The new paragraph on fungible, non-fungible and semi-fungible tokens should be carefully proofread and revised. Sentences like “non-fungible tokens have their unique values, fungible tokens have the same value as any other tokens of the same type at any given moment” do not characterise the nature of fungibility, particularly because the term “value” is highly generic. Also, the statement “cryptocurrencies such as Bitcoin are fungible tokens” is highly misleading. In fact, tokens are typically separate as a concept from cryptocurrencies. Cryptocurrencies are means to reward nodes that reach consensus and do other tasks to keep the infrastructure alive and running at a low protocol-stack level. Tokens are instead at a higher level of the protocol and are managed via blockchain platforms backed by the underlying cryptoeconomic mechanisms involving cryptocurrencies. In Ethereum, in particular, the lifecycle of tokens is handled by smart contracts.

By the way, on page 29 we find fungible, non-fungible and semi-fungible smart contracts being named. Sure, smart contracts could be considered a representative concept for tokens. However, such a synecdoche should be avoided here and especially to name entities, not to incur misunderstandings.

On a minor note, the authors should consider avoiding one-sentence paragraphs such as “Dapps have grown particularly as an exchange tool for non-fungible tokens (NFTs).”

Finally, the GitHub repository with the code sources is being kept up-to-date, well organised and documented. However, the files referring to their real-world case study (iExec) appear to be missing and should be added there too.

Review #2
By Luis-Daniel Ibáñez submitted on 22/Dec/2022
Suggestion:
Accept
Review Comment:

I am happy with the updates provided by the authors in response to my previous review.

My only remaining remark is that there a few places in the newly included text that would benefit from proof-reading.
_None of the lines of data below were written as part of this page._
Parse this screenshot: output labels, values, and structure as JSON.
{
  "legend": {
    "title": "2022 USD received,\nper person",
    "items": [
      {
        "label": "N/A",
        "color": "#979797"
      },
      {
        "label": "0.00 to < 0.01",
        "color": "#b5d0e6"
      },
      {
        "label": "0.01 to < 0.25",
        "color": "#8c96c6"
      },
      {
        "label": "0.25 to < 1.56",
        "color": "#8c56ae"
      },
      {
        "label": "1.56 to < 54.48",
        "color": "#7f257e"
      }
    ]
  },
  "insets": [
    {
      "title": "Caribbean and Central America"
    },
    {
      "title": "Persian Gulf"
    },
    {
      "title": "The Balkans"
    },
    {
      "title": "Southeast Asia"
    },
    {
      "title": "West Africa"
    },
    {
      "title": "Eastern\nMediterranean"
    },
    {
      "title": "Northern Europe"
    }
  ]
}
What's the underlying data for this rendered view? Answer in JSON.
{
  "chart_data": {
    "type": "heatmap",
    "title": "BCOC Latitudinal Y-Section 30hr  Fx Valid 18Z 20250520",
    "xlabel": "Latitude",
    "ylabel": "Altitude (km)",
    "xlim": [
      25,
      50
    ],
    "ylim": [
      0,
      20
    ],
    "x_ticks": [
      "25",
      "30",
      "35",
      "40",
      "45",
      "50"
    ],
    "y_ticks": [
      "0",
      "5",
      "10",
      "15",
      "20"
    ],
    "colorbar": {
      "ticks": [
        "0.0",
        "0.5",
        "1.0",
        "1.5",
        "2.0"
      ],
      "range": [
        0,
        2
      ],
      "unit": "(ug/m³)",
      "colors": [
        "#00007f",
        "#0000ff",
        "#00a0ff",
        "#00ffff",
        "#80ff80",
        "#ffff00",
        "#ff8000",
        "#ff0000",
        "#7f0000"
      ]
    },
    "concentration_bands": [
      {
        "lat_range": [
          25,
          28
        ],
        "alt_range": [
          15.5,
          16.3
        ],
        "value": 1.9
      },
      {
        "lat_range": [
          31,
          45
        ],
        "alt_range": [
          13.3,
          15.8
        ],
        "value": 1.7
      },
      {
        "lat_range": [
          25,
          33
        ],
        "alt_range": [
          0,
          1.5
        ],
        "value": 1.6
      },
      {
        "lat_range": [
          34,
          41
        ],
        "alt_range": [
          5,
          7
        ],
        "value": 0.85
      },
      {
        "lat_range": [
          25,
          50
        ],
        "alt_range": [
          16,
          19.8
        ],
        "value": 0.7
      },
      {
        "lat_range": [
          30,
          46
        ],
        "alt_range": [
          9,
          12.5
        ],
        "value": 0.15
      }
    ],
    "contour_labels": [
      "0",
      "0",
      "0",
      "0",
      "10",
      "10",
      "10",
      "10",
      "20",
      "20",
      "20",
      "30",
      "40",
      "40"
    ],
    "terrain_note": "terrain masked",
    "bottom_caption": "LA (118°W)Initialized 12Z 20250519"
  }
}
In particular the conclusion. Some I spotted are:
-- The first two paragraphs of section 1.1. I think that the word "specifically" is not required and that what you have is "semantic reprentation of e-commerce with transactions backed by the Ethereum Blockchain, but generalisable to any Turing complete Blockchain".
-- Unclear what a "desired activity of tokens" is in this context, perhaps change to something related to querying (instead of probing), you may use one of the competency questions for inspiration.
-- in p4 you say that the "iExec marketplace can be easily modeled", I'd take this out as there is not a metric for that
-- "Contributed ontological stack is publicly released", state the licence.
-- There are some mentions to "the blockchain" (e.g. p7), but as you aim at generalisability, I think this needs to be replaced for "a Blockchain"
In the Conclusion:
-- You could be more straightforward and say, "this article developed a formal semantic representation capturing...."
-- Unclear what "desirable facility" means, perhaps you meant "desirable feature"?
-- "unfolded a behaviouristic approach" --> It applied the behaviouristic approach
-- "ontological stack of height tree" --> height three? perhaps better to say "3 levels"?